5 questions you should ask yourself in love
When you want to choose a lifelong partner, no one has to make a wrong choice. However, when the divorce rate is as high as 50 %, you know that many people are choosing him (her )'s partner made a serious mistake. If you're serious about finding and having a lifelong partner, here are five questions to ask yourself.
Question 1: Do we have a common goal in life?
If you've been married for 20 or 30 years, that's a long time. How do you plan to spend this time? Eat or run together? You must share something deeper and more meaningful with him or her, and you must have a common goal in life.
Two things can happen in a marriage: you can grow together, or you can grow separately. Fifty percent of people grow up separately. To make a marriage successful, you must know what you want in terms of the bottom line in life, and then marry (or marry) someone who is the same as you.
Question 2: Do you feel safe when sharing your feelings and thoughts with him/her?
This question is related to the quality of your relationship. "Feeling safe" means that you can communicate openly and honestly with this person. The foundation of good communication is trust. Be honest with yourself! Make sure you marry the person you feel emotionally safe with.
Question 3: Is he (she) a special person worthy of admiration?
The meaning of this question is: Is he (she) a noble and sensitive person? How do you test him or her?

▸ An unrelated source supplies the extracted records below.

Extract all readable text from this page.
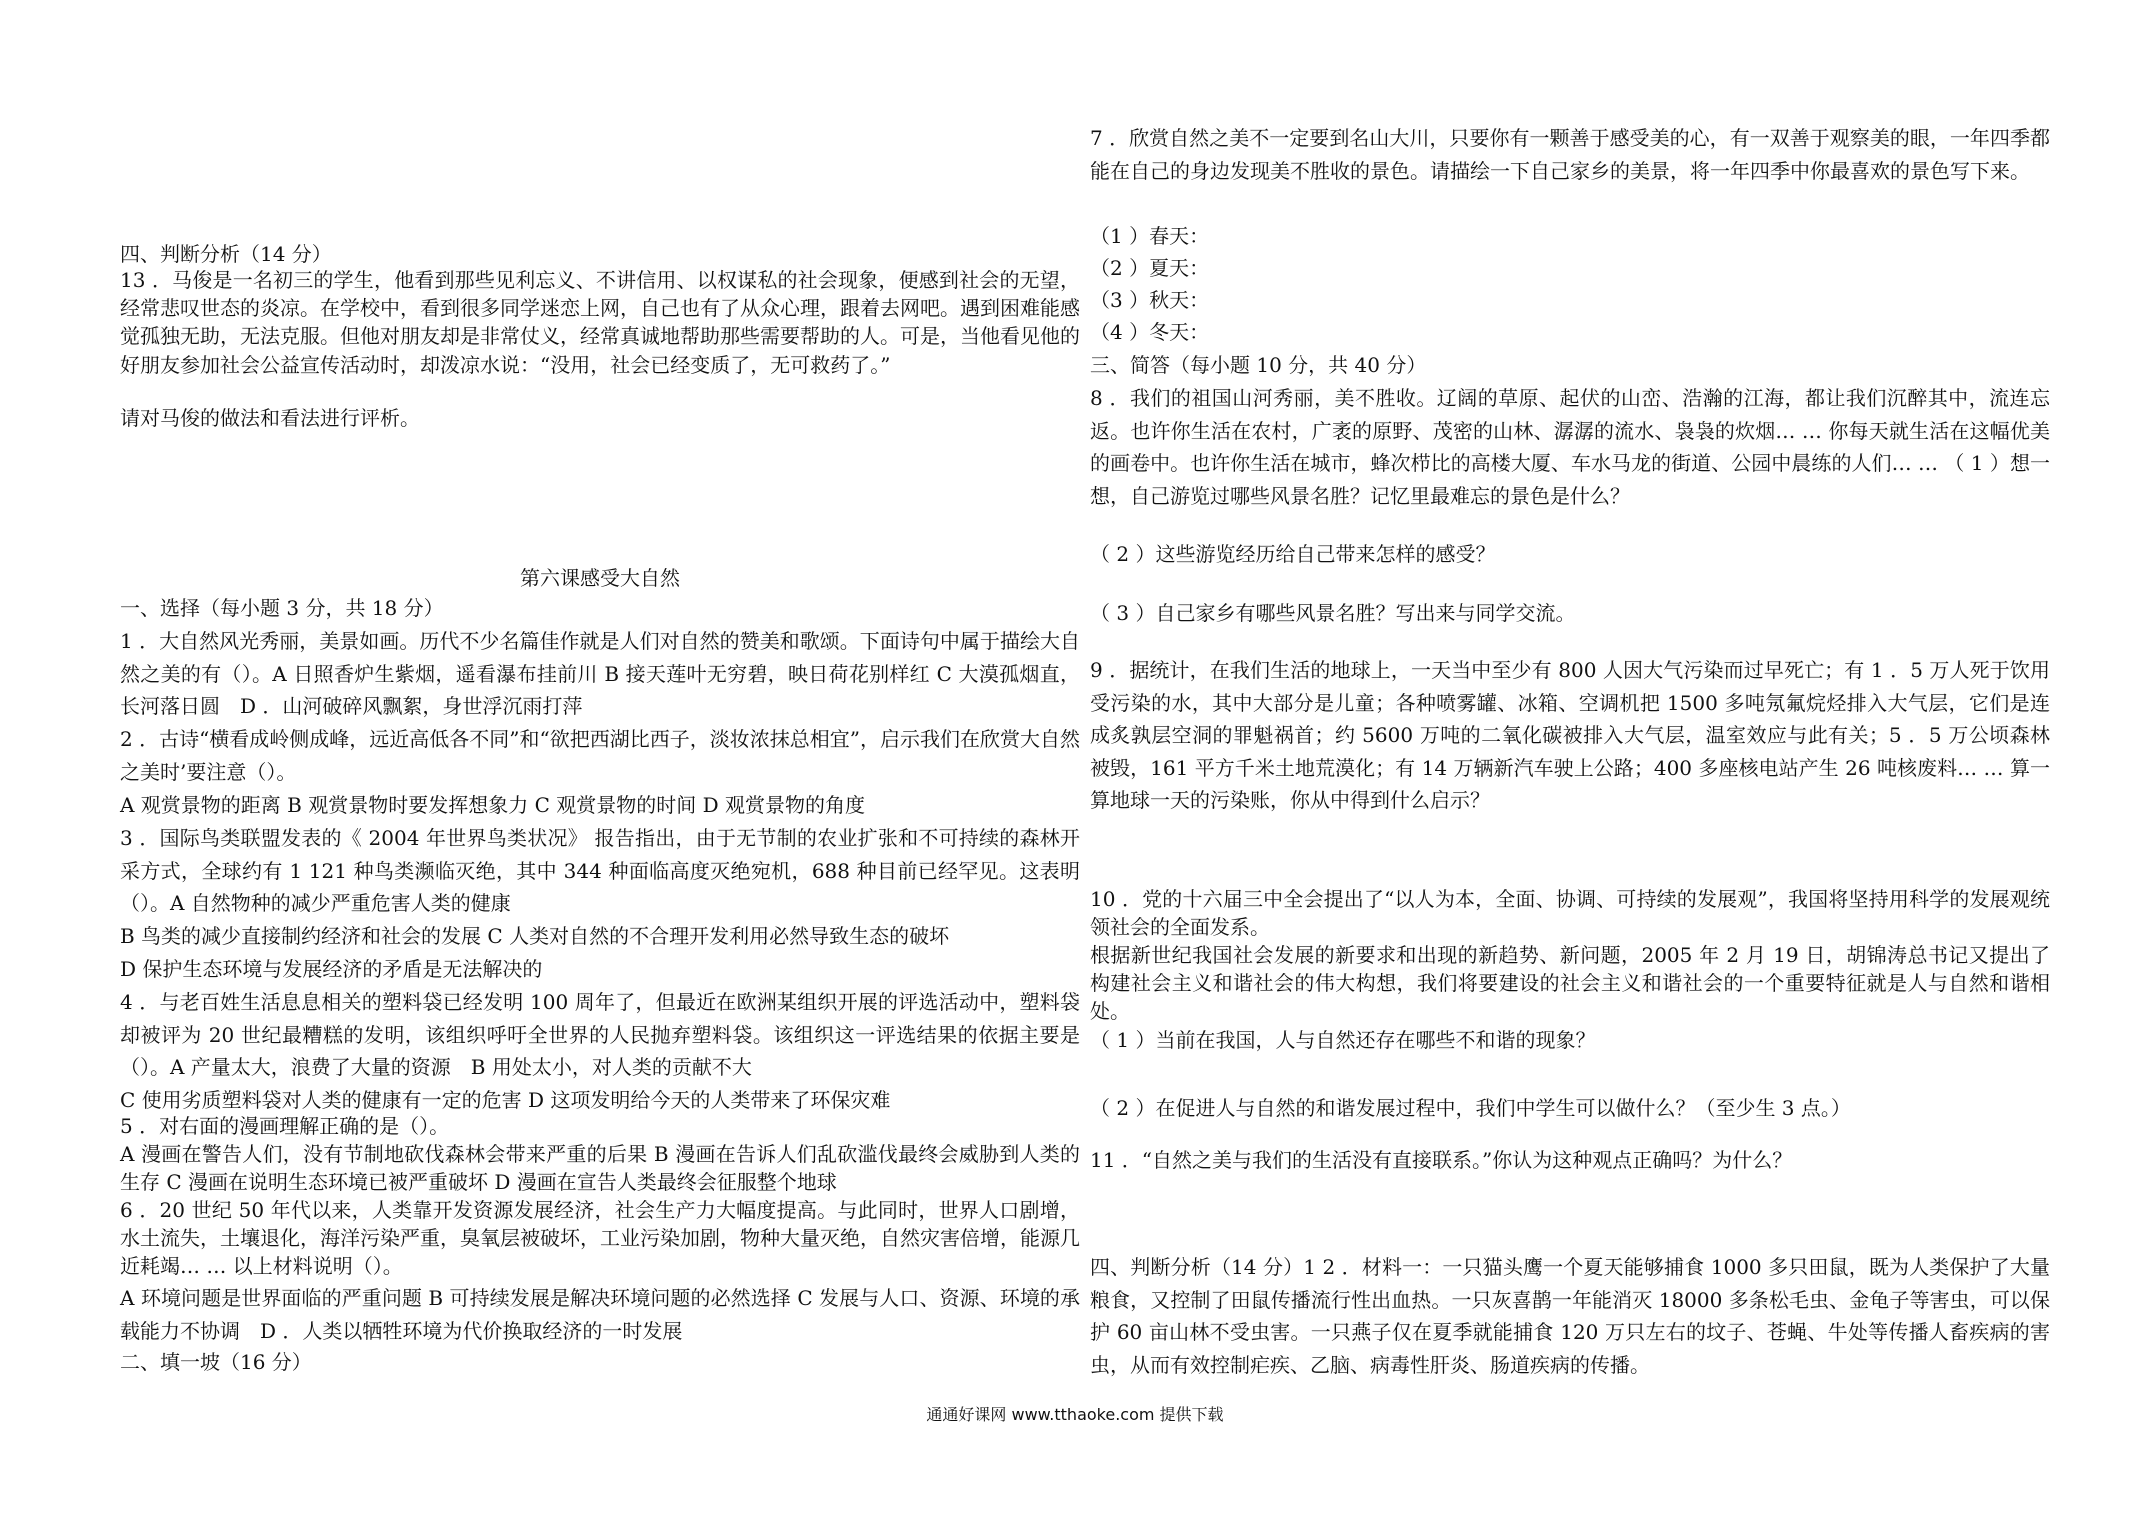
四、判断分析（14 分）
13 ．马俊是一名初三的学生，他看到那些见利忘义、不讲信用、以权谋私的社会现象，便感到社会的无望，经常悲叹世态的炎凉。在学校中，看到很多同学迷恋上网，自己也有了从众心理，跟着去网吧。遇到困难能感觉孤独无助，无法克服。但他对朋友却是非常仗义，经常真诚地帮助那些需要帮助的人。可是，当他看见他的好朋友参加社会公益宣传活动时，却泼凉水说：“没用，社会已经变质了，无可救药了。”
请对马俊的做法和看法进行评析。
第六课感受大自然
一、选择（每小题 3 分，共 18 分）
1 ．大自然风光秀丽，美景如画。历代不少名篇佳作就是人们对自然的赞美和歌颂。下面诗句中属于描绘大自然之美的有（）。A 日照香炉生紫烟，遥看瀑布挂前川 B 接天莲叶无穷碧，映日荷花别样红 C 大漠孤烟直，长河落日圆　D ．山河破碎风飘絮，身世浮沉雨打萍
2 ．古诗“横看成岭侧成峰，远近高低各不同”和“欲把西湖比西子，淡妆浓抹总相宜”，启示我们在欣赏大自然之美时’要注意（）。
A 观赏景物的距离 B 观赏景物时要发挥想象力 C 观赏景物的时间 D 观赏景物的角度
3 ．国际鸟类联盟发表的《 2004 年世界鸟类状况》 报告指出，由于无节制的农业扩张和不可持续的森林开采方式，全球约有 1 121 种鸟类濒临灭绝，其中 344 种面临高度灭绝宛机，688 种目前已经罕见。这表明（）。A 自然物种的减少严重危害人类的健康
B 鸟类的减少直接制约经济和社会的发展 C 人类对自然的不合理开发利用必然导致生态的破坏
D 保护生态环境与发展经济的矛盾是无法解决的
4 ．与老百姓生活息息相关的塑料袋已经发明 100 周年了，但最近在欧洲某组织开展的评选活动中，塑料袋却被评为 20 世纪最糟糕的发明，该组织呼吁全世界的人民抛弃塑料袋。该组织这一评选结果的依据主要是（）。A 产量太大，浪费了大量的资源　B 用处太小，对人类的贡献不大
C 使用劣质塑料袋对人类的健康有一定的危害 D 这项发明给今天的人类带来了环保灾难
5 ．对右面的漫画理解正确的是（）。
A 漫画在警告人们，没有节制地砍伐森林会带来严重的后果 B 漫画在告诉人们乱砍滥伐最终会威胁到人类的生存 C 漫画在说明生态环境已被严重破坏 D 漫画在宣告人类最终会征服整个地球
6 ．20 世纪 50 年代以来，人类靠开发资源发展经济，社会生产力大幅度提高。与此同时，世界人口剧增，水土流失，土壤退化，海洋污染严重，臭氧层被破坏，工业污染加剧，物种大量灭绝，自然灾害倍增，能源几近耗竭… … 以上材料说明（）。
A 环境问题是世界面临的严重问题 B 可持续发展是解决环境问题的必然选择 C 发展与人口、资源、环境的承载能力不协调　D ．人类以牺牲环境为代价换取经济的一时发展
二、填一坡（16 分）
7 ．欣赏自然之美不一定要到名山大川，只要你有一颗善于感受美的心，有一双善于观察美的眼，一年四季都能在自己的身边发现美不胜收的景色。请描绘一下自己家乡的美景，将一年四季中你最喜欢的景色写下来。
（1 ）春天：
（2 ）夏天：
（3 ）秋天：
（4 ）冬天：
三、简答（每小题 10 分，共 40 分）
8 ．我们的祖国山河秀丽，美不胜收。辽阔的草原、起伏的山峦、浩瀚的江海，都让我们沉醉其中，流连忘返。也许你生活在农村，广袤的原野、茂密的山林、潺潺的流水、袅袅的炊烟… … 你每天就生活在这幅优美的画卷中。也许你生活在城市，蜂次栉比的高楼大厦、车水马龙的街道、公园中晨练的人们… … （ 1 ）想一想，自己游览过哪些风景名胜？记忆里最难忘的景色是什么？
（ 2 ）这些游览经历给自己带来怎样的感受？
（ 3 ）自己家乡有哪些风景名胜？写出来与同学交流。
9 ．据统计，在我们生活的地球上，一天当中至少有 800 人因大气污染而过早死亡；有 1 ．5 万人死于饮用受污染的水，其中大部分是儿童；各种喷雾罐、冰箱、空调机把 1500 多吨氖氟烷烃排入大气层，它们是连成炙孰层空洞的罪魁祸首；约 5600 万吨的二氧化碳被排入大气层，温室效应与此有关；5 ．5 万公顷森林被毁，161 平方千米土地荒漠化；有 14 万辆新汽车驶上公路；400 多座核电站产生 26 吨核废料… … 算一算地球一天的污染账，你从中得到什么启示？
10 ．党的十六届三中全会提出了“以人为本，全面、协调、可持续的发展观”，我国将坚持用科学的发展观统领社会的全面发系。
根据新世纪我国社会发展的新要求和出现的新趋势、新问题，2005 年 2 月 19 日，胡锦涛总书记又提出了构建社会主义和谐社会的伟大构想，我们将要建设的社会主义和谐社会的一个重要特征就是人与自然和谐相处。
（ 1 ）当前在我国，人与自然还存在哪些不和谐的现象？
（ 2 ）在促进人与自然的和谐发展过程中，我们中学生可以做什么？（至少生 3 点。）
11 ．“自然之美与我们的生活没有直接联系。”你认为这种观点正确吗？为什么？
四、判断分析（14 分）1 2 ．材料一：一只猫头鹰一个夏天能够捕食 1000 多只田鼠，既为人类保护了大量粮食，又控制了田鼠传播流行性出血热。一只灰喜鹊一年能消灭 18000 多条松毛虫、金龟子等害虫，可以保护 60 亩山林不受虫害。一只燕子仅在夏季就能捕食 120 万只左右的坟子、苍蝇、牛处等传播人畜疾病的害虫，从而有效控制疟疾、乙脑、病毒性肝炎、肠道疾病的传播。
通通好课网 www.tthaoke.com 提供下载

Here are some suggestions: Does he or she use general foundations as a method of personal growth? Is he/she serious about improving himself/herself? Someone defined a good person as someone who always strives to do the right thing.
So ask your significant other: How does he/she use his/her time?
Basically there are two types of people in this world: those who are committed to personal growth and those who seek a comfortable life. The kind of person who has a comfortable life as his goal will put personal enjoyment first. You need to know this before walking down the aisle with him or her.
Question 4: How does he (she) treat other people?
The most important thing that fosters relationships is the ability to give. The so-called giving is the ability to make others happy. See if this person enjoys giving? What is his attitude toward those with whom he has nothing to do? For example: waiter, bus driver, etc. How does he treat his parents and siblings? Does he know how to be grateful? If he's not grateful to the person who gave him everything, don't expect him to be grateful to you. Does he gossip and speak ill of others? A person who gossips does not know how to love. You can be sure that if he is not good to others, he will not be good to you either.
Question 5: Do you hope to change this person after marriage?
Too many people make the mistake of hoping to "change" their spouse after marriage. You may want someone to change after marriage... maybe for the worse, and if you can't fully accept him or her for who they are, you're not ready for marriage. In summary, during the love stage, you should use your head more and less your heart.